Go Back

High Protein Chicken Casserole

This creamy chicken casserole is packed with protein, veggies, and flavor. It’s easy to make, super cozy, and perfect for busy nights. With tender chicken, cheesy goodness, and a golden top, it’s a healthy dinner everyone will love.
Prep Time 15 minutes
Cook Time 35 minutes
Resting Time 5 minutes
Total Time 55 minutes
Servings: 6 servings
Course: Casserole
Cuisine: American
Calories: 390

Ingredients
  

Main Ingredients
  • 2 pounds boneless skinless chicken thighs or breast cut into bite-sized pieces
  • 1 cup plain Greek yogurt
  • 1 cup low fat cottage cheese
  • 1 cup shredded mozzarella or cheddar cheese divided
  • 1 cup cooked quinoa or brown rice
  • 1 cup broccoli florets chopped small
  • 1 cup bell peppers diced
  • 1 small onion finely chopped
  • 2 cloves garlic minced
  • 1 tsp salt
  • 1 tsp black pepper
  • 1 tsp paprika
  • 1 tsp dried Italian seasoning
  • 1 tbsp olive oil plus more for greasing

Equipment

  • Baking Dish
  • Mixing Bowl
  • Skillet

Method
 

  1. Preheat oven to 375°F (190°C).

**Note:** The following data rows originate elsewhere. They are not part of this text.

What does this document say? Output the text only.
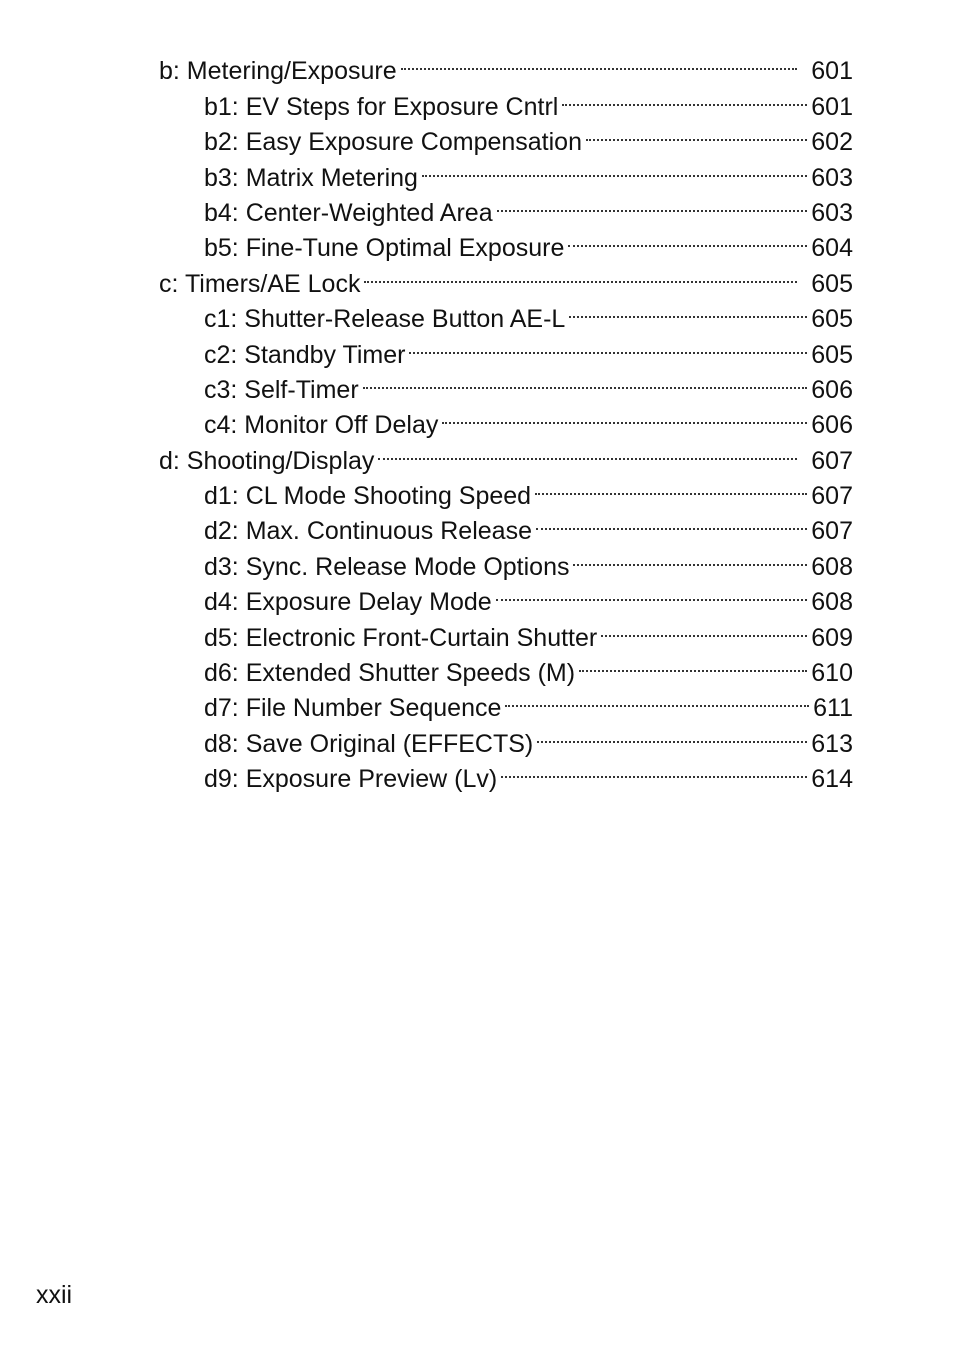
b: Metering/Exposure	601
b1: EV Steps for Exposure Cntrl	601
b2: Easy Exposure Compensation	602
b3: Matrix Metering	603
b4: Center-Weighted Area	603
b5: Fine-Tune Optimal Exposure	604
c: Timers/AE Lock	605
c1: Shutter-Release Button AE-L	605
c2: Standby Timer	605
c3: Self-Timer	606
c4: Monitor Off Delay	606
d: Shooting/Display	607
d1: CL Mode Shooting Speed	607
d2: Max. Continuous Release	607
d3: Sync. Release Mode Options	608
d4: Exposure Delay Mode	608
d5: Electronic Front-Curtain Shutter	609
d6: Extended Shutter Speeds (M)	610
d7: File Number Sequence	611
d8: Save Original (EFFECTS)	613
d9: Exposure Preview (Lv)	614
xxii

Lightly grease a baking dish with olive oil.
  2. Heat olive oil in a skillet over medium heat. Add chicken pieces and cook until browned on the outside (not fully cooked through).
  3. Add chopped onion and garlic to the skillet. Cook for 2–3 minutes until softened and fragrant.
  4. In a large bowl, mix Greek yogurt, cottage cheese, half the shredded cheese, salt, pepper, paprika, and Italian seasoning until smooth.
  5. Add the cooked chicken, quinoa, broccoli, and bell peppers to the bowl. Stir to coat everything evenly.
  6. Transfer the mixture to the prepared baking dish and spread evenly. Top with remaining cheese.
  7. Bake uncovered for 30–35 minutes until bubbly and golden on top.
  8. Let the casserole rest for 5 minutes before serving.

Notes

To boost protein, use chicken thighs. Don’t overcook chicken in the pan — it will finish baking in the oven. You can prepare this casserole one day ahead and refrigerate before baking. Leftovers keep well up to 4 days. Reheat in oven or microwave. This casserole also freezes well for up to 2 months.